Ce roman n'est qu'une unique phrase, un unique souffle de vie avant la noyade, dans lequel tout est dit. On est complètement happé par le récit, par la précipitation de la narration. Les mots sont simples, puissants, choisis et finement aiguisés, d'une vérité crue que le lecteur prend en pleine figure.
La personnalité d'Anguille nous emmène, complexe, mystérieuse mais sans détour, d'une grande modernité dans une société patriarcale. Elle a choisi la liberté et l'assume jusqu'au bout, avec ses lourdes conséquences. L'écueil du misérabilisme est ainsi évité.

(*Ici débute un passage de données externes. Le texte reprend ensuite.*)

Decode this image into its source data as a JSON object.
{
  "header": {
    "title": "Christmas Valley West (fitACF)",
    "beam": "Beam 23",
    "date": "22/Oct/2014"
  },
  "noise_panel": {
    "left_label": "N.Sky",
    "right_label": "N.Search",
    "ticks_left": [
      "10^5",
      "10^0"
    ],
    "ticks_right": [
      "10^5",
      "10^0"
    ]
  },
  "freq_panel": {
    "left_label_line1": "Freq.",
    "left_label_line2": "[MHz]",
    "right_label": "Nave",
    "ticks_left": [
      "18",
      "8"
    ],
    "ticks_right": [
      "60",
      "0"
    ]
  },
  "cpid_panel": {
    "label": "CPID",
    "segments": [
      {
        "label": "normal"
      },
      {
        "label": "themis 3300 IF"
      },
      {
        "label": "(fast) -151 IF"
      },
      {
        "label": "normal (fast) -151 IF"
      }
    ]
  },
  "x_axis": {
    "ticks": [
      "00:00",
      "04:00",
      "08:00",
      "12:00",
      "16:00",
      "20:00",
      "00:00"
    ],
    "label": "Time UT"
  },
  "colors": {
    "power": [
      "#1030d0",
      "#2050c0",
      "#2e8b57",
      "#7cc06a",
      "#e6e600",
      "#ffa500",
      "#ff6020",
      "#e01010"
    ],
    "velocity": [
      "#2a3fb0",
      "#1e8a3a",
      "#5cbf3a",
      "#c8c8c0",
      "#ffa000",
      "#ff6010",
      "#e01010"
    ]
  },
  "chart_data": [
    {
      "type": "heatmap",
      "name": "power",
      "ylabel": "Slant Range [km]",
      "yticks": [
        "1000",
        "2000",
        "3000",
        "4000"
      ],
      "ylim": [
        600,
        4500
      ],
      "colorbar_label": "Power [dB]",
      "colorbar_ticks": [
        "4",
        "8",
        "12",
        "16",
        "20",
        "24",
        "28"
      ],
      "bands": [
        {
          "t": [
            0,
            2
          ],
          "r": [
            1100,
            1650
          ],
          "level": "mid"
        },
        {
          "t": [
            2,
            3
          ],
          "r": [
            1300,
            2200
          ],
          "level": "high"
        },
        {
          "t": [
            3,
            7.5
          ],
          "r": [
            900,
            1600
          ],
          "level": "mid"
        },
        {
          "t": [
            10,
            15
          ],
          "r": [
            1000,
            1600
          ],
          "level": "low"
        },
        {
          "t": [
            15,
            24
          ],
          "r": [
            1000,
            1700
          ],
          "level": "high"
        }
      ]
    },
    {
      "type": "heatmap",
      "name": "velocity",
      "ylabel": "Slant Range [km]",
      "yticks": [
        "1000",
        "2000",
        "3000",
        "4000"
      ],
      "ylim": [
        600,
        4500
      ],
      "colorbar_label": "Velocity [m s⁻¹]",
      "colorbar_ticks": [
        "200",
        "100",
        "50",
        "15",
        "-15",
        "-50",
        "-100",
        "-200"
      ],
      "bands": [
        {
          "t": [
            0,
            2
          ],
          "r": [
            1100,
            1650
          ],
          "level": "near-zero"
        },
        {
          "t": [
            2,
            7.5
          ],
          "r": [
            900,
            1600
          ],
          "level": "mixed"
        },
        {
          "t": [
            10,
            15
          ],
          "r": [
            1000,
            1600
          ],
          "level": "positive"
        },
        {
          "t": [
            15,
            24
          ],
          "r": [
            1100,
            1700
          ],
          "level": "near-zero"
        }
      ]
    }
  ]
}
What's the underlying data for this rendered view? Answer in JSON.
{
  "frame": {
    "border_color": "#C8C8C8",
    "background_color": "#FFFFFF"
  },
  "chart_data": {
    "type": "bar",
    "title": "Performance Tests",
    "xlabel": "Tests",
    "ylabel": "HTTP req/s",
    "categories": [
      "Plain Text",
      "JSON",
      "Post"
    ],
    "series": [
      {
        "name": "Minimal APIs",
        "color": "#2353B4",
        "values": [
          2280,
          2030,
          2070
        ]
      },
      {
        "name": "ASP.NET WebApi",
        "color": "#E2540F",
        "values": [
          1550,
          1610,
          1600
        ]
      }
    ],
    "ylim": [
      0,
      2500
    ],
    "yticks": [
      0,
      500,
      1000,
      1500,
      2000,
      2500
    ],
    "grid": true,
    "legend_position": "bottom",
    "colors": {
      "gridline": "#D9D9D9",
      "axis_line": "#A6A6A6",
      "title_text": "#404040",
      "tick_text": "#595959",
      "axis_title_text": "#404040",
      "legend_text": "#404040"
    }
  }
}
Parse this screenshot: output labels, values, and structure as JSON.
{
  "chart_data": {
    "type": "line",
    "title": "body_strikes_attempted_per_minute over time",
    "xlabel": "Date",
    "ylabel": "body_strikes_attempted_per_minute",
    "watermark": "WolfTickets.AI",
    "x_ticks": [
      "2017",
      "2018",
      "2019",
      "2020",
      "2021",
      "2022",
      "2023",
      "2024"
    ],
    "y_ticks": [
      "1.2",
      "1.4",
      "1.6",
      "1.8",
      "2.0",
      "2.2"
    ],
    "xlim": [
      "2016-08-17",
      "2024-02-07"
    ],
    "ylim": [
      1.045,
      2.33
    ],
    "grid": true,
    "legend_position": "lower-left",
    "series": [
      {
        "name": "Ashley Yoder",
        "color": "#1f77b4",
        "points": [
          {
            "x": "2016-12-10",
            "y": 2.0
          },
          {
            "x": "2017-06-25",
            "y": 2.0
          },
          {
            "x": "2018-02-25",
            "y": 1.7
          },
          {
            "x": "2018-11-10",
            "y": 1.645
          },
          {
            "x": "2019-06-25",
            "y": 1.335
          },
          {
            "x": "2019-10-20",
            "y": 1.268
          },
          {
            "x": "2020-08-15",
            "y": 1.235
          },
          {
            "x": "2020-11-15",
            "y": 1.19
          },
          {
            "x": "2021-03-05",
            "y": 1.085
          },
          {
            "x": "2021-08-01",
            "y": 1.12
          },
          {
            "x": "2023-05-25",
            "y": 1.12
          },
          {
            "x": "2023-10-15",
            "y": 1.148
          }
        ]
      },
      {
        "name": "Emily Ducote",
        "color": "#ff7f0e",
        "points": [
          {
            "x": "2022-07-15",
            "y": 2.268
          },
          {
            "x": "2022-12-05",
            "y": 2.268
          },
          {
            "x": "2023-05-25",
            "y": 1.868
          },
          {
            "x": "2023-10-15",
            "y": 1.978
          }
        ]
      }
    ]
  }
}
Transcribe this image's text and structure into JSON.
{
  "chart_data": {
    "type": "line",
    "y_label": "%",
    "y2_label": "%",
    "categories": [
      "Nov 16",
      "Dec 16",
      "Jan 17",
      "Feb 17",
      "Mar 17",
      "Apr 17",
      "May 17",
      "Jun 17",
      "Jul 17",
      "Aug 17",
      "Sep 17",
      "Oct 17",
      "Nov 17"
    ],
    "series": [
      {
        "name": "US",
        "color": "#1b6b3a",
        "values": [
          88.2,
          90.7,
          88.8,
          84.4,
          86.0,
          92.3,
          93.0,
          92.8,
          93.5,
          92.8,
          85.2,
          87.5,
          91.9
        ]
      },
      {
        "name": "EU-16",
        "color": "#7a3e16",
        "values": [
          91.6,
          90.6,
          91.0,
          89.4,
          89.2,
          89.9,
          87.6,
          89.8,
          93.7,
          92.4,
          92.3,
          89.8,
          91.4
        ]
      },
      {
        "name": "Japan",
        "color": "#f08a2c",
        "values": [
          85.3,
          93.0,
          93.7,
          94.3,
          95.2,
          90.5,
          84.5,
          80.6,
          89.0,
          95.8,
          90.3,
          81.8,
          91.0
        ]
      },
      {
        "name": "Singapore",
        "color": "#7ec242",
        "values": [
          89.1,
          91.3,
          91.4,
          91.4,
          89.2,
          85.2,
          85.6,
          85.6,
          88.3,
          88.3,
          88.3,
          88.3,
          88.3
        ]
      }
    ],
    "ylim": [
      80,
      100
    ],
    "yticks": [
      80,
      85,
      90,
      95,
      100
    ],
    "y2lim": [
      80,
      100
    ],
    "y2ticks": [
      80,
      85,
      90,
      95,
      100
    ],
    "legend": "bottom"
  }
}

Quand on entend parler des Comores, c'est pour évoquer les drames des migrants noyés entre Anjouan et Mayotte, attirés par l'espoir d'une vie meilleure. C'est le sujet, le point de départ du livre. Mais ce n'est qu'une porte d'entrée dans une histoire de vie, celle d'une jeune fille vivant dans un village de pêcheurs, quelque part dans l'océan Indien. Le lecteur voit à travers les yeux d'Anguille, qui raconte son histoire avec un réalisme sans détour, des images justes, taillées au couteau. Le misérabilisme est évité, autant par sa force de caractère que par ce qu'elle nous fait voir de son environnement familial, de son village, des palabres, des couleurs et du poids de la tradition. Ali Zamir prête à son héroïne une façon moderne de raconter, mais qui rappelle aussi fortement les contes africains. D'ailleurs, les personnages ont des noms d'animaux, pas choisis au hasard, qui décrivent et reprennent quelques-uns de leurs traits de caractère (Anguille, Crotale, Vorace…). Grotesques, émouvants, cruels, leurs interactions font tourner la fable à la farce triviale et tragique.
Un premier roman bouleversant, et prometteur, dont on ne peut que souhaiter qu'il fasse mieux connaître la littérature africaine.